Hi Storey. I am Katy, 23, f, scotland. I just moved to Hong Kong end of November and still job hunting right now. I speak english and cantonese. Are you here for a while or staying here? I am pretty free right now.


----------



## JustKT

Storey said:


> Hi, I'm Storey! My husband and I recently moved to HK from the US for his work. I am 25, female, and looking for friends to hang out with for lunch, drinks, etc. I only speak English and would love to meet some new people!

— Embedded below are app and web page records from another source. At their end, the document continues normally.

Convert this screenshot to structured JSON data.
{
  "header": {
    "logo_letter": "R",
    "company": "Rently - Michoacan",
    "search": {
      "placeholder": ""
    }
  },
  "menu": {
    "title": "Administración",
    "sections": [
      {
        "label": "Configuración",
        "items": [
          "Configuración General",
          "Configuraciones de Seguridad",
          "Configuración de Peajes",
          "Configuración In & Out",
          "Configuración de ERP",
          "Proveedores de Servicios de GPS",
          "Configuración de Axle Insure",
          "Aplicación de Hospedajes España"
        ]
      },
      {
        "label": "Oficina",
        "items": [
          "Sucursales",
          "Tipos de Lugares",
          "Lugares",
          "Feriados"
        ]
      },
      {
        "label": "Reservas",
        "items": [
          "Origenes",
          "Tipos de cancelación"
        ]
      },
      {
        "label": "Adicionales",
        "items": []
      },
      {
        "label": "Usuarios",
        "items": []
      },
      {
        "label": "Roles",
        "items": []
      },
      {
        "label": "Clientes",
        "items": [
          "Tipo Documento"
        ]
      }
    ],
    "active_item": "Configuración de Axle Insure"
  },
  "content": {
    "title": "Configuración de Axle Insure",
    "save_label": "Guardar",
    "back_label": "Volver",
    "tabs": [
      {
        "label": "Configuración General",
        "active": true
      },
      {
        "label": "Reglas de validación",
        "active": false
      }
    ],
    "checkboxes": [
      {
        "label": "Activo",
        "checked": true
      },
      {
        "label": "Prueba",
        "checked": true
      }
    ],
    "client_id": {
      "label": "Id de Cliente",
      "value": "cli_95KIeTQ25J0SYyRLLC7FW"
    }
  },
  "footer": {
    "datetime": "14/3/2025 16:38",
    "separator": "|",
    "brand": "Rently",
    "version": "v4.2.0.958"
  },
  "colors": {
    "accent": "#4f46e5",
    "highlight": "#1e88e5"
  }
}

Hi Storey. I am Katy, 23, f, scotland. I just moved to Hong Kong end of November and still job hunting right now. I speak english and cantonese. Are you here for a while or staying here? I am pretty free right now.


----------



## gg_bubbles

I just moved over too in the last few weeks. What types of work are you looking for? I'm still trying to grasp how the working environment and recruiting works in hk, as it is different to how the uk works.


----------



## JustKT

gg_bubbles said:


> I just moved over too in the last few weeks. What types of work are you looking for? I'm still trying to grasp how the working environment and recruiting works in hk, as it is different to how the uk works.

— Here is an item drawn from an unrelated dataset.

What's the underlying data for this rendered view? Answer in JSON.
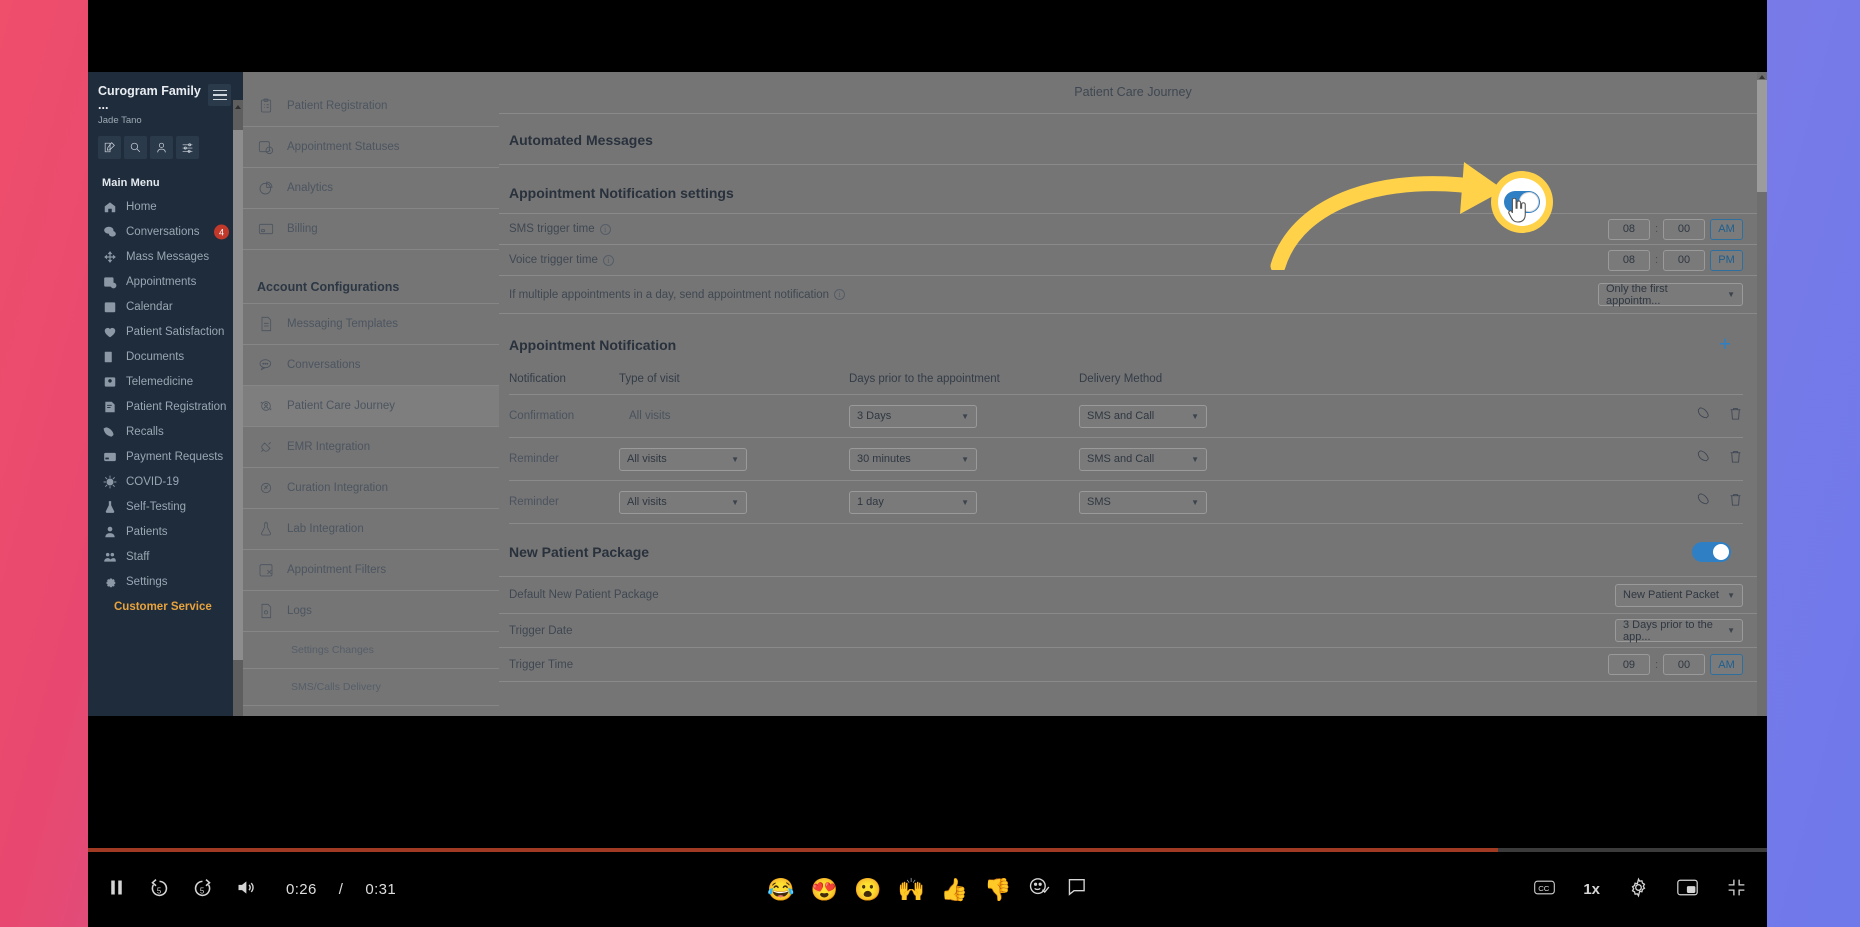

Hi, I am looking for Travel & Tourism/ Airport/ Hospitality industry jobs.


----------



## gg_bubbles

Do you think it's more effective going through recruitment websites or applying direct and referrals?


----------



## JustKT

I have been using hk.jobsdb.com as well as going through company's own websites. The only annoying thing is having to wait 6-8weeks, and if you don't hear from them within the 8 weeks... you assume you've not been successful. 6-8 weeks is quite long. I applied to Disneyland back the start of December and thats me just hearing from them. 
Having connections and referrals has its advantage.


----------



## Storey

JustKT said:


> Hi Storey. I am Katy, 23, f, scotland. I just moved to Hong Kong end of November and still job hunting right now. I speak english and cantonese. Are you here for a while or staying here? I am pretty free right now.


Hey Katy! I'm job hunting as well so I am pretty free. I should be here for about a year. I'm not sure how to send private messages, but if you want to get lunch this week just let me know.


----------



## Storey

Expatsinger said:


> Hey lady, I just moved here recently and I have days free. Let me know if you would like to meet up sometime!


Hey! That would be great. I'm pretty free so just let me know when would be best for you! Let me know what the best way to reach you would be and we can meet up.


----------



## Storey

skaz said:


> Hi Storey welcome to HK, if you are free on weekends or weekdays we can make plans for drinks or lunch.


Hi! That would be great. I'm pretty free whenever so let me know what would be best and we can meet up.


----------



## JustKT

Hey Storey, I think you need to post a certain no. of posts before you can use the private msg facility. I am busy this friday but any other day is fine. @gg_bubbles, @skaz, @expatsinget Would you all like to meet up together?


----------



## gg_bubbles

Im busy for the coming week. But could consider bit further in the near future?


----------



## JustKT

yeah thats cool! If anyone wants to chat etc my facebook is facebook.com/justkatychan


----------



## charley26

Storey said:


> Hi, I'm Storey! My husband and I recently moved to HK from the US for his work. I am 25, female, and looking for friends to hang out with for lunch, drinks, etc. I only speak English and would love to meet some new people!


Hi Storey! I am 25 and moving to HK from UK in a few months with my partner. Would love to meet up in the summer. How are you finding it there?


----------



## Lp33l

Hi storey!
Myself my husband and 5yo daughter are moving to HK early next month and I will also be looking to meet new people in similar situation! I'm laura, 28 from London England and will be staying home while o/h works so I will have a lot of time on my hands!


----------



## ccchiu

*heyyy*



Storey said:


> Hi, I'm Storey! My husband and I recently moved to HK from the US for his work. I am 25, female, and looking for friends to hang out with for lunch, drinks, etc. I only speak English and would love to meet some new people!


Hi storey,
this is cathie, im 23. been here for longgg
wanna meet up with some new frds
anytime for a coffee/ lunch? drop me a lineee in PM? 
looking forward to your reply


----------



## leonfocus

Hi All, nice to meet you all. We should arrange something. I also have some time on my hands.


----------



## KatyBankole

Hi, I'm arriving with my husband on 12th June in HK. Will be staying in mid-levels on the island. 

I'm from the UK, have been to HK a few times before and would be up for meeting up. Maybe we could get a bunch of girls (with partners if people want) together for dinner/drinks. 

Would be great to meet.

Katy


----------